# Pipelines

The Pipeline class allows us to combine multiple optimization processes into a single process. For example, we could do a coarse grid search to obtain an initial signal, then shrink the bounds to enclose the signal and sample with higher resolution, then finally fit all observed data to a model which predicts the location of the maximum. First, we define a cost function to optimize:

In [1]:
import numpy as np
def cost(state, params):
    return -np.exp(-(state['X']-params['x0'])**2)*np.exp(-(state['Y']-params['y0'])**2)

params = {'sigma_x': 0.3, 'sigma_y': 0.8, 'x0': 0.3, 'y0': 0.6, 'noise':0.0}

The cost function should have two arguments.

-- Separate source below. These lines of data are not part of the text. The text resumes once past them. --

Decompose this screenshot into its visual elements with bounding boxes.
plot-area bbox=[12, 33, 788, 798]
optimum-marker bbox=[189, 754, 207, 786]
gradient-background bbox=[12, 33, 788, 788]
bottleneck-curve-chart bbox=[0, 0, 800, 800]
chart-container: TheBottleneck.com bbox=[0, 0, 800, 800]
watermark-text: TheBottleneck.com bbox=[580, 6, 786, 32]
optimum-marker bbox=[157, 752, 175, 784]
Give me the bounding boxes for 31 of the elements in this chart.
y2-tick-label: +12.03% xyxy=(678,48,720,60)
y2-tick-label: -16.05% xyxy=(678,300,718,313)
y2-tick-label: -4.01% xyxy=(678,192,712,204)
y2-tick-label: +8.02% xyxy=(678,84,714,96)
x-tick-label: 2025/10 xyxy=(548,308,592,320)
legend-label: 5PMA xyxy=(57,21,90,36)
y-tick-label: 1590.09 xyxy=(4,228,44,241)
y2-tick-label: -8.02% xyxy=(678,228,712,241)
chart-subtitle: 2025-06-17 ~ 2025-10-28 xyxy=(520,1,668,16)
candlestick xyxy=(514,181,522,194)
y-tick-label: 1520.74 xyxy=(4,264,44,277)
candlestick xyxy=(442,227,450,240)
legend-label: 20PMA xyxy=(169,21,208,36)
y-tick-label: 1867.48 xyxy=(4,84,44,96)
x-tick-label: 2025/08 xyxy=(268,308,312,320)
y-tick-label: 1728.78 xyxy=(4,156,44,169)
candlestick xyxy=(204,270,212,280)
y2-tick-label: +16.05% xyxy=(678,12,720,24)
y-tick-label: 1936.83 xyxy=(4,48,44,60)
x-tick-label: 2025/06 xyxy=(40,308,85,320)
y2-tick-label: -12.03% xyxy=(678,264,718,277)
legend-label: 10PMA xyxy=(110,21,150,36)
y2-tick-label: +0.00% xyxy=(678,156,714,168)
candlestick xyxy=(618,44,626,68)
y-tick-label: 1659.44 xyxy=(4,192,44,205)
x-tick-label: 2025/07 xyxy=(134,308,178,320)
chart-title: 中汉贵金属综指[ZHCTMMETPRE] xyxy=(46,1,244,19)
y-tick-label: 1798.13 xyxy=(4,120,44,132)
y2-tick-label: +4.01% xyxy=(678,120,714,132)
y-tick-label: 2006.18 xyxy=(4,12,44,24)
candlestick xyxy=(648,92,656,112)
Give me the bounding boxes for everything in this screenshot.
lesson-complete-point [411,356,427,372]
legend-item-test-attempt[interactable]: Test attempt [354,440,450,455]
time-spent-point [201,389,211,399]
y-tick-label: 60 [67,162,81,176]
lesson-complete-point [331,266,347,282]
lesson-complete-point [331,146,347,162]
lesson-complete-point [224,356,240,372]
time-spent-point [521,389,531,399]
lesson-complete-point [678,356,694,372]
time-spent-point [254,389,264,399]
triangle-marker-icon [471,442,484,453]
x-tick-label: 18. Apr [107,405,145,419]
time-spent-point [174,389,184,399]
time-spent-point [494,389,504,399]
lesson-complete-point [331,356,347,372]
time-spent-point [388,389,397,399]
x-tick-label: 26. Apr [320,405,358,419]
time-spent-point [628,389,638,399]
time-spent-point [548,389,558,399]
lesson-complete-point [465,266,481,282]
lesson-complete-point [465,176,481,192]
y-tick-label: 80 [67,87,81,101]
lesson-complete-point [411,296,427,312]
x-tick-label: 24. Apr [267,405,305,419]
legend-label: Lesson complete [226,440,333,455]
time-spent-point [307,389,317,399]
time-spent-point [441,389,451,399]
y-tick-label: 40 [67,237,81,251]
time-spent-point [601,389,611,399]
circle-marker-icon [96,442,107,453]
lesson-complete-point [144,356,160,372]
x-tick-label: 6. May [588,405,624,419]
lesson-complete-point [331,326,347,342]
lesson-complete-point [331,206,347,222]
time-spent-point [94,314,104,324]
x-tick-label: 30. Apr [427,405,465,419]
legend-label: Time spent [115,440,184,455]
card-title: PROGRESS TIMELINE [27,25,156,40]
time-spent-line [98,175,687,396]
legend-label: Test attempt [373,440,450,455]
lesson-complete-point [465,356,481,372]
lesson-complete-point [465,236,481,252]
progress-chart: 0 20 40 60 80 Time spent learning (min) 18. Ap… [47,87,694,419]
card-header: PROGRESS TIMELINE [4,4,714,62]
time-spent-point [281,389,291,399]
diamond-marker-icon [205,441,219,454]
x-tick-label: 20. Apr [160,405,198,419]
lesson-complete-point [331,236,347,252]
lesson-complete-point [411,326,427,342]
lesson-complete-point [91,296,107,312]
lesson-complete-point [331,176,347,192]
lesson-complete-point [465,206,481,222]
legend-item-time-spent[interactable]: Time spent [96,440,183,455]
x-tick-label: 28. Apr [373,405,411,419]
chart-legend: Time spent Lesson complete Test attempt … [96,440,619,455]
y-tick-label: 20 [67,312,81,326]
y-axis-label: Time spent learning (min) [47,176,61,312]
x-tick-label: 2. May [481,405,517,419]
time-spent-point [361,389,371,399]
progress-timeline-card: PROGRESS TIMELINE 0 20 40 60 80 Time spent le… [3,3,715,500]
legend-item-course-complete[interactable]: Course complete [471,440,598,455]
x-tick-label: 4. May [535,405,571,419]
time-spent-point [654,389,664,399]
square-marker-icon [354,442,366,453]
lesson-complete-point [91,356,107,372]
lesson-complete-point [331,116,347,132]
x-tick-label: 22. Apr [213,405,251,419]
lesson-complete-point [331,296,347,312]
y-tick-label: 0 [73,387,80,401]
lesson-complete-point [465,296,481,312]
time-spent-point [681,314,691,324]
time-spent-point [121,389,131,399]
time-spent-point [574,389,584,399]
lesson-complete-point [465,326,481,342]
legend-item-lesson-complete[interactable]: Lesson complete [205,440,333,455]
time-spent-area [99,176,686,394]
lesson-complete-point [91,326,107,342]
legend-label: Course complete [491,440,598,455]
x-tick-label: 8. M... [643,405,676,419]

The "state" is a dictionary containing the independent variables, and the "params" is a dictionary containing parameters defining the cost evaluation - in this case, 'x0' and 'y0' define the center position of a multivariate Gaussian. The pipeline will minimize the cost function, so make sure you set the sign of the return value appropriately.

Now let's define our initial state and the bounds:

In [2]:
state = {'X': 0, 'Y': 2}
bounds = {'X': (-2,2), 'Y': (-4, 4)}

Now we'll instantiate the pipeline object:

In [None]:
from emergent.pipeline import Pipeline
pipe = Pipeline(cost, params, state, bounds)


We can add blocks to the Pipeline to define the optimization process we want to apply. Let's start with a simple 10x10 grid search:

In [None]:
from emergent.pipeline import GridSearch
pipe.add(GridSearch({'Steps': 10}))

Once we've added all of the blocks we want, we can run the pipeline:

In [None]:
points, costs = pipe.run()


This basic grid search came within 1% of the true minimum with only 102 function evaluations (once when initializing the pipeline, 100 times during optimization, and once more to check the final result). However, as the dimensionality of the parameter space grows, the number of iterations required grows exponentially! A coarse 10-point-per-axis grid search in six dimensions would take a million iterations to complete!

For optimization in higher dimensions, a number of other algorithms are included. I will demonstrate these in the following examples.

# Gradient-based methods
The grid search is inefficient because all of the sampled points are chosen before starting the optimization. In many cases, the minimum can be found more efficiently by choosing each subsequent point based on knowledge of the parameter space. The simplest way to do this is to measure the local gradient, take a step downhill, and repeat. This is implemented by the GradientDescent algorithm - let's try it out. We'll rebuild the pipeline from scratch, but make sure you've run the above blocks in the current kernel to define the cost function, initial state, and bounds.

In [None]:
from emergent.pipeline import Pipeline, GradientDescent

pipe = Pipeline(cost, params, state, bounds)
pipe.add(GradientDescent())
points, costs = pipe.run()

The GradientDescent comes about as close to the local minimum in half the experimental iterations of the GridSearch method, and the relative performance should increase in higher dimensional parameter spaces.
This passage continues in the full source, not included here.